Nelly Naminasenko at B25 Gallerie, Frankfurt Höchst 



In Gloriforms, Nelly Naminasenko turns to angelology not as a theology of beings but as a speculative discipline—one that speaks from the edges of ontology, where the boundaries of what counts as “real” blur and futures appear as suspended possibilities rather than fulfilled promises. Her angels do not descend from heaven with certitude. They arrive instead as spectral figures of an interrupted providence, emissaries from a cosmological order that has long since faltered. 



The exhibition approaches angelology through the prism of hauntology: angels are not divine guarantees but the ghosts of a messianic horizon that never fully arrived. They are metaphysical messengers transformed into displaced administrators—remnants of a divine bureaucracy whose political and liturgical functions survive only in fragmentary rituals of praise and loss. They are, in other words, monuments to an order without power, officials of a providence whose infrastructure has been withdrawn. 

In contemporary philosophy, the angel often marks the Other of the human: pure praise, pure vocation, pure mission. Yet Christian eschatology anticipates a collapse of this border. “In the resurrection,” readers of scripture are told, “they abide as angels of God.” In that moment, the angelic ceases to be a figure of separation and becomes an image of human destiny—a citizenship not conferred by state or economy but by participation in a hymnological hierarchy. The celestial is political; the angelic is liturgical. Worship becomes a form of governance, and governance becomes the praise of what Giorgio Agamben calls “the inoperative.” Hierarchy is no longer domination but harmonization: the cosmos as choir. 



From Pseudo-Dionysius to Kafka, angels and bureaucrats have long mirrored one another—both intermediaries, both enforcers of cryptic decrees, both caught between command and interpretation. In Gloriforms, this parallel reaches its haunting conclusion. What remains of the hierarchy after the end of divine governance? Only the doxology, the song without a singer, the liturgy detached from its officiants. As Agamben observes, “The hierarchy is a hymnology.” When the order collapses, what survives is the music. 

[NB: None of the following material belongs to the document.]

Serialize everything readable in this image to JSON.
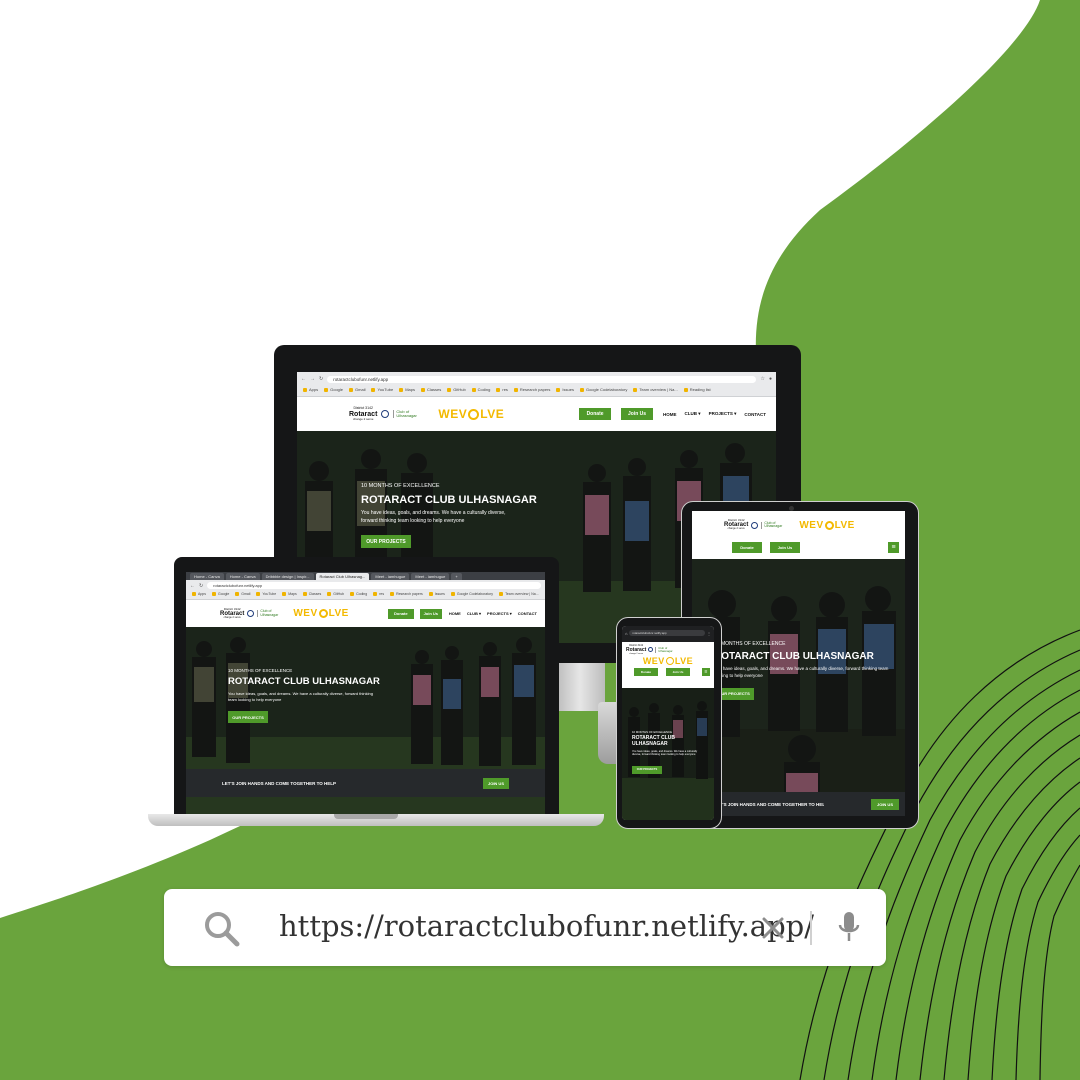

This vision resonates powerfully with one of the great angelic images of the twentieth century: Walter Benjamin’s “Angel of History,” hurled forward by the storm of progress, eyes fixed on the wreckage accumulating at its feet. Naminasenko’s angels share this suspended posture—caught between being and image, presence and absence, command and yearning. They confront us with the pathos of figures condemned to witness history without the power to intervene. 

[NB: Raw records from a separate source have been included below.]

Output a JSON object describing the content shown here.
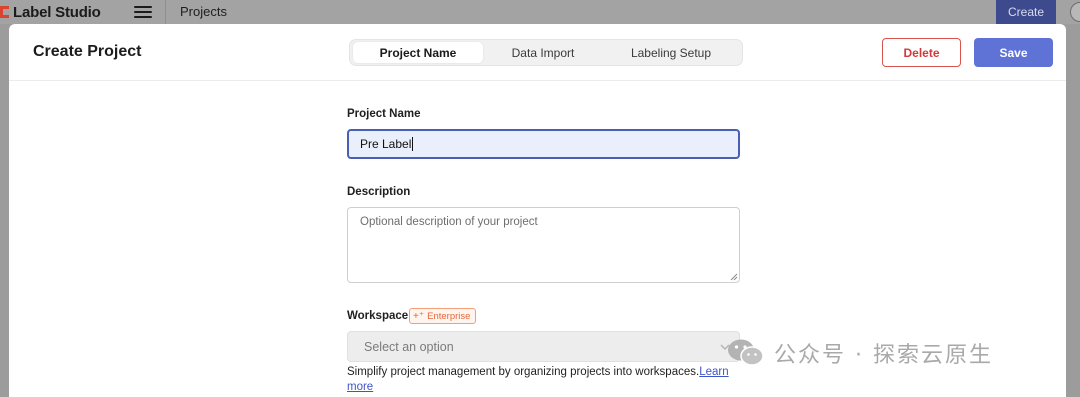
{
  "topbar": {
    "brand": "Label Studio",
    "breadcrumb": "Projects",
    "create_label": "Create"
  },
  "modal": {
    "title": "Create Project",
    "steps": [
      {
        "label": "Project Name",
        "active": true
      },
      {
        "label": "Data Import",
        "active": false
      },
      {
        "label": "Labeling Setup",
        "active": false
      }
    ],
    "delete_label": "Delete",
    "save_label": "Save"
  },
  "form": {
    "project_name_label": "Project Name",
    "project_name_value": "Pre Label",
    "description_label": "Description",
    "description_placeholder": "Optional description of your project",
    "workspace_label": "Workspace",
    "enterprise_badge": "Enterprise",
    "workspace_placeholder": "Select an option",
    "help_text": "Simplify project management by organizing projects into workspaces.",
    "help_link": "Learn more"
  },
  "watermark": {
    "text": "公众号 · 探索云原生"
  },
  "colors": {
    "accent": "#5f73d6",
    "danger": "#d23a3a",
    "enterprise": "#e5683c"
  }
}
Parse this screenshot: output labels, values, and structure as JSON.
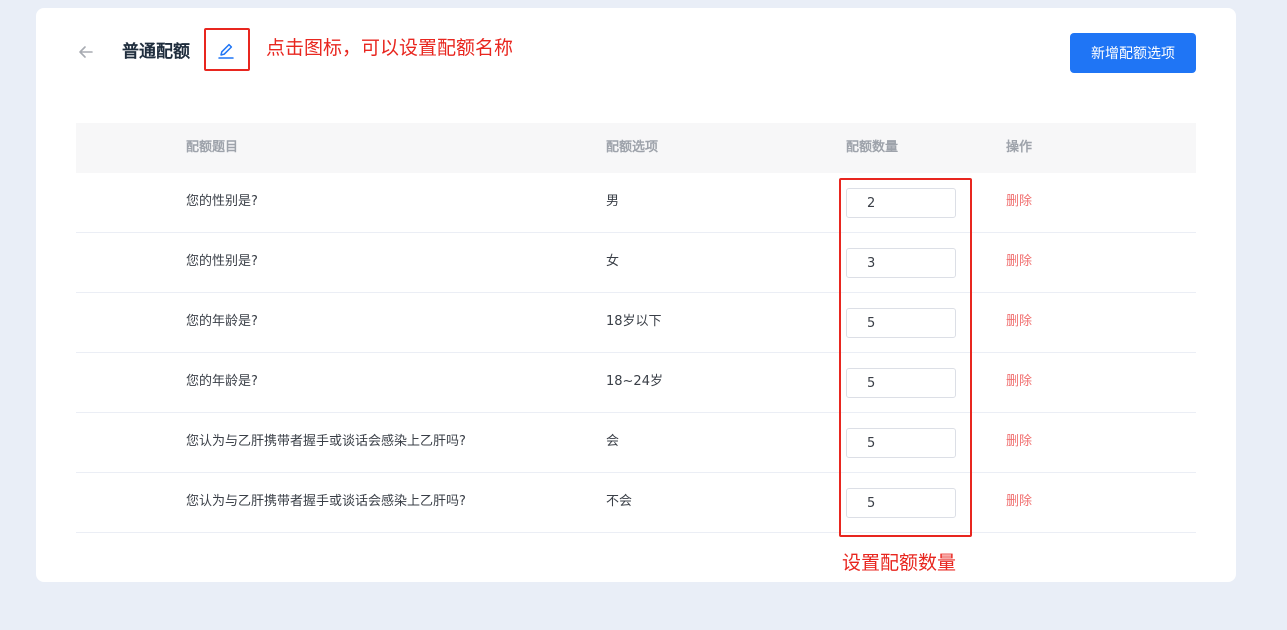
{
  "header": {
    "title": "普通配额",
    "add_button_label": "新增配额选项"
  },
  "annotations": {
    "edit_hint": "点击图标，可以设置配额名称",
    "quantity_hint": "设置配额数量"
  },
  "table": {
    "columns": [
      "配额题目",
      "配额选项",
      "配额数量",
      "操作"
    ],
    "rows": [
      {
        "question": "您的性别是?",
        "option": "男",
        "quantity": "2",
        "action": "删除"
      },
      {
        "question": "您的性别是?",
        "option": "女",
        "quantity": "3",
        "action": "删除"
      },
      {
        "question": "您的年龄是?",
        "option": "18岁以下",
        "quantity": "5",
        "action": "删除"
      },
      {
        "question": "您的年龄是?",
        "option": "18~24岁",
        "quantity": "5",
        "action": "删除"
      },
      {
        "question": "您认为与乙肝携带者握手或谈话会感染上乙肝吗?",
        "option": "会",
        "quantity": "5",
        "action": "删除"
      },
      {
        "question": "您认为与乙肝携带者握手或谈话会感染上乙肝吗?",
        "option": "不会",
        "quantity": "5",
        "action": "删除"
      }
    ]
  },
  "colors": {
    "primary": "#1f75f5",
    "danger": "#f06f6f",
    "annotation": "#e8261f",
    "background": "#e9eef7"
  },
  "icons": {
    "back": "arrow-left-icon",
    "edit": "pencil-edit-icon"
  }
}
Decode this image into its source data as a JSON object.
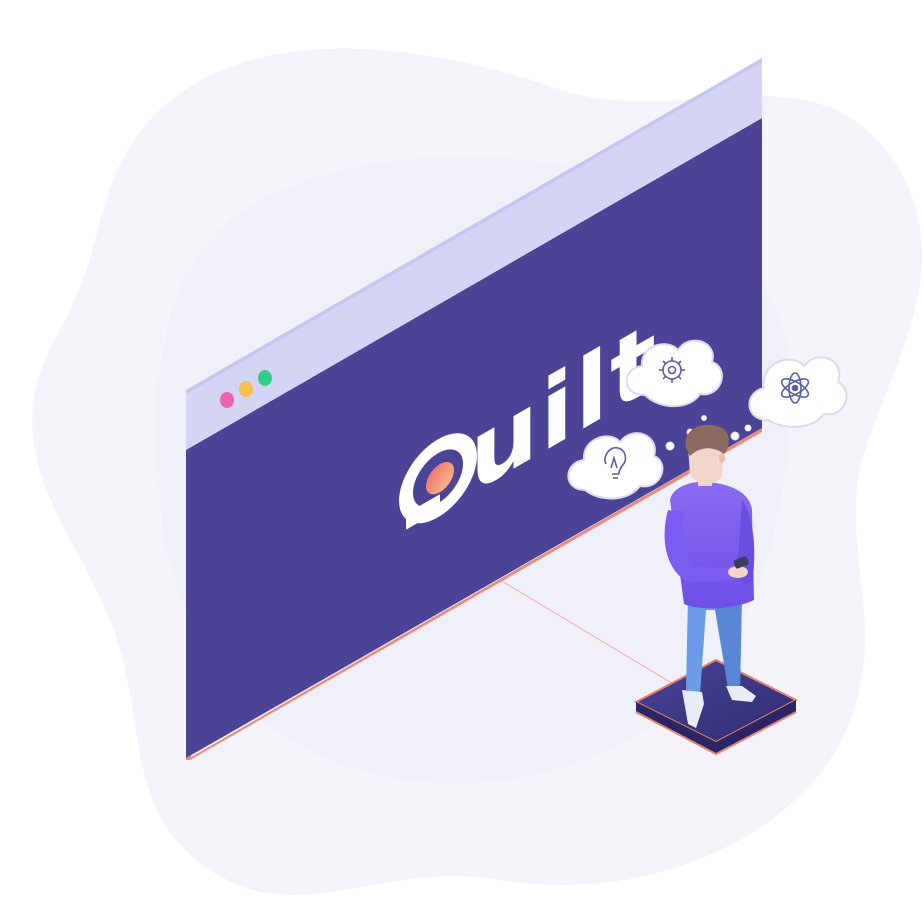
{
  "brand": {
    "name": "Quilt",
    "logo_text_rest": "uilt",
    "logo_accent": [
      "#f06b6b",
      "#f9c08d"
    ]
  },
  "window": {
    "title_bar_color": "#d4d4f5",
    "body_color": "#4b4496",
    "border_color": "#e98a7c",
    "dots": [
      {
        "name": "close",
        "color": "#f062a8"
      },
      {
        "name": "minimize",
        "color": "#f3c04d"
      },
      {
        "name": "maximize",
        "color": "#2fcf86"
      }
    ]
  },
  "thought_bubbles": [
    {
      "icon": "gear-icon"
    },
    {
      "icon": "atom-icon"
    },
    {
      "icon": "lightbulb-icon"
    }
  ],
  "person": {
    "shirt_color": "#7b5cf0",
    "pants_color": "#6c9bea",
    "hair_color": "#8b6b60"
  },
  "colors": {
    "background_blob": "#f4f4f9",
    "platform": "#3e3a87",
    "platform_edge": "#e7826f"
  }
}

But they are not merely passive witnesses. The angel is also the spectator of suffering: denied compassion, tasked with observing divine justice as spectacle. Here, angelology intersects with the aesthetics of power. As Foucault taught, spectacle is woven into the machinery of control, and the angels—once glorious—become implicated in systems of surveillance and judgment. In Gloriforms, they appear as eternal civil servants of an exhausted cosmology, the last loyal employees in an abandoned celestial office. 

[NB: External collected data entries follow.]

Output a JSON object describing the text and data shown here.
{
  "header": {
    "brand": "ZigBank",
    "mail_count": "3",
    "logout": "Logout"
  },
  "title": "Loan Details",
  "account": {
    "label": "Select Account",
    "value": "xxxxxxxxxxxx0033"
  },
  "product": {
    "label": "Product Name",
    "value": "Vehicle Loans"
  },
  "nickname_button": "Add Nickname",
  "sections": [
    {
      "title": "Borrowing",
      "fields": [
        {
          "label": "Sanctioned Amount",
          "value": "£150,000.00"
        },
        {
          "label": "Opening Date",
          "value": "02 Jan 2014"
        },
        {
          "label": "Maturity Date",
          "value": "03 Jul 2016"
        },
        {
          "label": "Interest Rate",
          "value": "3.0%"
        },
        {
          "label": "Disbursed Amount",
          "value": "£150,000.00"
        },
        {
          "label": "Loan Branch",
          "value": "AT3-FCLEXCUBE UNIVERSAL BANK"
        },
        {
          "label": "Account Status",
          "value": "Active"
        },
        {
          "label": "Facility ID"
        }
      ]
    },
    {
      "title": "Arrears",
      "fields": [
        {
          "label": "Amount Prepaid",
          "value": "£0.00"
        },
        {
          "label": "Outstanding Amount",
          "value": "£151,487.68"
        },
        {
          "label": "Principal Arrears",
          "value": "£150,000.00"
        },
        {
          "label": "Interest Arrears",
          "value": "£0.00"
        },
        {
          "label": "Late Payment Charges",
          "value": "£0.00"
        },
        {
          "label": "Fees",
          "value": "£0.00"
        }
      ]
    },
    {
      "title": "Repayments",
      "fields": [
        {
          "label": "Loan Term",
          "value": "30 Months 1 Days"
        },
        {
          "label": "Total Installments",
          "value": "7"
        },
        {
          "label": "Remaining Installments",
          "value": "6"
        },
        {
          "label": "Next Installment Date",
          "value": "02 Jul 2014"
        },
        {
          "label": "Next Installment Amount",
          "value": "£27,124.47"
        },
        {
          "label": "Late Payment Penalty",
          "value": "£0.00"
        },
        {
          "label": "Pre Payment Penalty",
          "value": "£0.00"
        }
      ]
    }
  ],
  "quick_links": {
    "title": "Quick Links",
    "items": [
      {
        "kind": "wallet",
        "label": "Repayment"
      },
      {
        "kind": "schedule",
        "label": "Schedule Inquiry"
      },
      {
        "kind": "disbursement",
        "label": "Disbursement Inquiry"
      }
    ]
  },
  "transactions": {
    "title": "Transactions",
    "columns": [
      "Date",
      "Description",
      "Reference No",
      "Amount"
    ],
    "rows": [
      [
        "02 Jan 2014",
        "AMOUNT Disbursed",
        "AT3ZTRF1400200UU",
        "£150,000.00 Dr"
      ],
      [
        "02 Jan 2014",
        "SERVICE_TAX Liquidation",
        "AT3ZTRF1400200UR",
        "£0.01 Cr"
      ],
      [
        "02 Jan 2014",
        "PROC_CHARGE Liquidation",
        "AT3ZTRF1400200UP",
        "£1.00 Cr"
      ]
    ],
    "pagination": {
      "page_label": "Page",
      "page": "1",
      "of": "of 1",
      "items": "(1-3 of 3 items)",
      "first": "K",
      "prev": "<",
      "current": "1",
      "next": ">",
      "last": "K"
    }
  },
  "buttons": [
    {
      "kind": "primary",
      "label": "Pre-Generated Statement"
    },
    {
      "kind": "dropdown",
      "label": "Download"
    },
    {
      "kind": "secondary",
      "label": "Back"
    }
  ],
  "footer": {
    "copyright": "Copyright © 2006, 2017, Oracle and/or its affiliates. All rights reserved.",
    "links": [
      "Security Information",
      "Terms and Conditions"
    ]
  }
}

The exhibition also draws on Mark Fisher’s hauntological insight: that our age is haunted less by the past than by the futures that failed to arrive. Angels become shadows of the inactual—bearers of the unmanifest, witnesses to all that might have been but never materialized. Naminasenko’s figures seem to carry the residue of missing alternatives, unrealized utopias, and arrested histories. Angelology becomes, in this sense, a discipline of resistance: an attempt to speak the unspoken, to give form to the spectral outlines of unchosen timelines. 

All works in Gloriforms were generated with Midjourney, an AI-based image synthesis platform. This choice is not incidental. Midjourney operates as a contemporary Pseudo-Dionysius, mediating a visual hierarchy through prompts, probabilities, and machinic inference. Its images emerge not from painting, photography, or modeling, but from summoning—an act that mirrors the angelic condition itself. These angels are neither entirely authored nor fully autonomous; they hover between human intention and machine dreaming. 

The resulting visual field is uncanny: faces that almost coalesce, wings that dissolve into noise, vestments that shimmer with digital luminosity. Their eeriness speaks to the ghostly nature of both medium and message. In this shared space—where algorithmic imagination meets ancient liturgy—we encounter angels not as figures of certainty, but as emissaries from the threshold of what cannot be fully seen or fully known. 

Gloriforms invites viewers into a hymnology of the inoperative, a liturgy of the unfulfilled, a politics of the spectral. Through these AI-generated phantasms, Nelly Naminasenko asks what remains of the sacred when its machinery falls silent, and what kind of glory persists when glory itself becomes a form without content.